Use either recursion or an iterative approach to generate subsequent game states given the current state of the board.
EDIT
I got bored and so decided to write some "toy code" to implement the game board, including methods to determine if it is in a terminal state and to generate the set of board states after the next move is made. It should generalise to any size board although I haven't tried. Enjoy ...
Sample Output
$ java Board
Creating board:
---
---
---
Initialising board:
-OX
O--
XO-
Terminal state: false
Generating next move states:
XOX
O--
XO-
-OX
OX-
XO-
-OX
O-X
XO-
-OX
O--
XOX
Code
import java.util.List;
import java.util.LinkedList;
import java.util.Random;
public class Board {
private final int[] squares;
public Board() {
this.squares = new int[9];
}
protected Board(int[] squares) {
this.squares = squares;
}
public void init() {
Random rnd = new Random();
int turn = 1; // 'O' always goes first.
for (int i=0; i<squares.length; ++i) {
double d = rnd.nextDouble();
if (d < 0.75) {
squares[i] = turn;
turn = turn == 1 ? -1 : 1; // Flip to other player's turn.
} else {
squares[i] = 0; // Empty square.
}
if (isTerminalState()) {
break;
}
}
}
public boolean isTerminalState() {
boolean ret = false;
boolean foundEmpty = false;
int hSum = 0;
int[] vSum = new int[3];
for (int i=0; i<squares.length; ++i) {
hSum += squares[i];
if (isWinningRow(hSum)) {
ret = true;
break;
} else if (i == 2 || i == 5) {
hSum = 0;
}
int col = i % 3;
vSum[col] += squares[i];
if (isWinningRow(vSum[col])) {
ret = true;
break;
}
if (squares[i] == 0) {
foundEmpty = true;
}
}
if (!ret) {
if (!foundEmpty) {
ret = true;
} else {
int diag1 = 0;
int diag2 = 0;
int rowSz = (int)Math.sqrt(squares.length);
for (int i=0; i<squares.length; ++i) {
if (i % (rowSz + 1) == 0) {
diag1 += squares[i];
if (isWinningRow(diag1)) {
ret = true;
break;
}
}
if (i > 0 && i % (rowSz - 1) == 0) {
diag2 += squares[i];
if (isWinningRow(diag2)) {
ret = true;
break;
}
}
}
}
}
return ret;
}
private boolean isWinningRow(int rowSum) {
return rowSum == 3 || rowSum == -3;
}
public List<Board> getNextStates() {
List<Board> ret = new LinkedList<Board>();
int tmp = 0;
for (int i=0; i<squares.length; ++i) {
tmp += squares[i];
}
// Next turn is 'O' (i.e. +1) if the board sums to 0.

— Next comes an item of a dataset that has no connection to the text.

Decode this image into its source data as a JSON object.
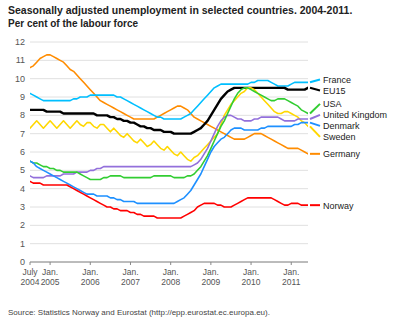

// Otherwise it's 'X's turn.
int turn = tmp == 0 ? 1 : -1;
if (!isTerminalState()) {
for (int i=0; i<squares.length; ++i) {
if (squares[i] == 0) { // Empty square
int[] squaresA = new int[squares.length];
System.arraycopy(squares, 0, squaresA, 0, squares.length);
squaresA[i] = turn;
ret.add(new Board(squaresA));
}
}
}
return ret;
}
public String toString() {
StringBuilder sb = new StringBuilder();
for (int i=0; i<squares.length; ++i) {
if (squares[i] == 1) {
sb.append('O');
} else if (squares[i] == -1) {
sb.append('X');
} else {
assert squares[i] == 0;
sb.append('-');
}
if (i == 2 || i == 5) {
sb.append('\n');
}
}
return sb.toString();
}
public static void main(String[] args) {
System.err.println("Creating board:\n");
Board bd = new Board();
System.err.println(bd);
System.err.println("\nInitialising board:\n");
bd.init();
System.err.println(bd);
System.err.println("Terminal state: " + bd.isTerminalState() + '\n');
System.err.println("\nGenerating next move states:\n");
List<Board> nextStates = bd.getNextStates();
for (Board bd1 : nextStates) {
System.err.println(bd1.toString() + '\n');
}
}
}
Shouldn't each square have only three possible states (, X, O)?
Either store a grid of 3-state squares, or store 2 lists of moves. You don't need to store the overall board because it is defined by the moves.
Also, what do you mean by:
generating next states for the
GameTree
What is a GameTree? and what are some examples of "next states"?